As we evolve our investment theses we have been focusing on four areas that we expect will continue to occupy our time for the next 18-24 months. Of course we would very much like your input and insight regarding these approaches.
Horizontal and vertical mobile applications. We believe that mobility remains a huge opportunity as mobile devices (tablets of every type and smartphones) continue to be adopted in large numbers and used on an increasing variety of tasks (search, mcommerce, collaboration). We remain, however, concerned about the platform war being waged by the large vendors. The improvement of networks is also a big factor as is the increasing use of both native and HTML5-based applications. We see mobile advertising and mcommerce (with representative companies like Aisle411, Revel Touch, Coffee Table, The Find, Square) as being completely distinct than online advertising and mobile ecommerce because they take into account the unique features of smartphones and tablets.
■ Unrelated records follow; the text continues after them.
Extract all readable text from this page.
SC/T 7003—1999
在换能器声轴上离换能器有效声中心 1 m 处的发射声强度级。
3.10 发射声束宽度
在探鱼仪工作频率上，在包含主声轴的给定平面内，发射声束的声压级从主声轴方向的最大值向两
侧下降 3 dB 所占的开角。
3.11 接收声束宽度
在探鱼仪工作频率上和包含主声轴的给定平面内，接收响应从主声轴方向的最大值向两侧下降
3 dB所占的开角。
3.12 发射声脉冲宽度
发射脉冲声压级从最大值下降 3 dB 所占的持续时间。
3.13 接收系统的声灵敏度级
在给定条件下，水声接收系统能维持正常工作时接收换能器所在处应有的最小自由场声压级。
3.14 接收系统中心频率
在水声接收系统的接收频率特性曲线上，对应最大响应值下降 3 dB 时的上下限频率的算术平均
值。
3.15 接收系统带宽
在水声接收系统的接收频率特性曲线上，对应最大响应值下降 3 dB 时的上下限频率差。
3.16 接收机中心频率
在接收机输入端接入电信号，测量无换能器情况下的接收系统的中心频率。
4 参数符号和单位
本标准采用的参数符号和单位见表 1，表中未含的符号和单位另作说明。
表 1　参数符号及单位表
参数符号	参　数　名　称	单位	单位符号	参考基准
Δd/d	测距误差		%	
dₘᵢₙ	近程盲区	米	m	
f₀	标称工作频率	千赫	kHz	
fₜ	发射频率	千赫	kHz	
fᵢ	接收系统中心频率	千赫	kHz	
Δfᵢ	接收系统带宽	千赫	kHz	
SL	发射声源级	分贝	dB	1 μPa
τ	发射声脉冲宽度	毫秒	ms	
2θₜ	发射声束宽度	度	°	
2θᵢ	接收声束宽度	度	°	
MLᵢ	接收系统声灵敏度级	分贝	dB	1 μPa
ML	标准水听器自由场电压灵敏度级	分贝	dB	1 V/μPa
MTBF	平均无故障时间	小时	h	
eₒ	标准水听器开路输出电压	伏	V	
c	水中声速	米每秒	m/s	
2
We are seeing corporations increasing the number of trials and campaigns they are conducting using mobile devices but we are still seeing trials and not large scale deployments, even though we are impressed by the faster than expected adoption of tablets by enterprises. We view the growing number of mobile applications as good news, bad news. Good news because they provide more opportunities for interactions with brands. Bad news because application discovery is becoming a problem. Much like web site discovery had become a problem in the past and gave rise to search, we see the need for application discovery and recommendation technologies, based on user interests and usage.
Social applications for the enterprise. Over the past 2 years we have been focusing on applications that use social in inter-enterprise business processes, e.g., marketing and commerce. We are now focusing on applications that effectively utilize social in intra-enterprise business processes and value chains.
Adtech/Monetization. We remain focused on companies that can provide improved Internet monetization through new formats, and are paying particular attention to Facebook’s adtech efforts, data-driven targeting and optimization. As marketers are increasingly asking for omni-channel marketing solutions, and a clear demonstration of ROI, we see a big opportunity in cross-channel attribution solutions that can account for more than the last click.
Big data vertical and horizontal analytic applications that are being built on top of open source infrastructures like Hadoop. Thus far we have had hard time finding innovating applications that can only be done through these infrastructures and none of the commercially available proprietary ones. We are starting to see some examples like Bloomreach that can play an important role in both eCommerce, mobile and social. We are also particularly interested in social analytic solutions that can use such open source infrastructures to extract insights from social graphs that are augmented with other first- and third-party data.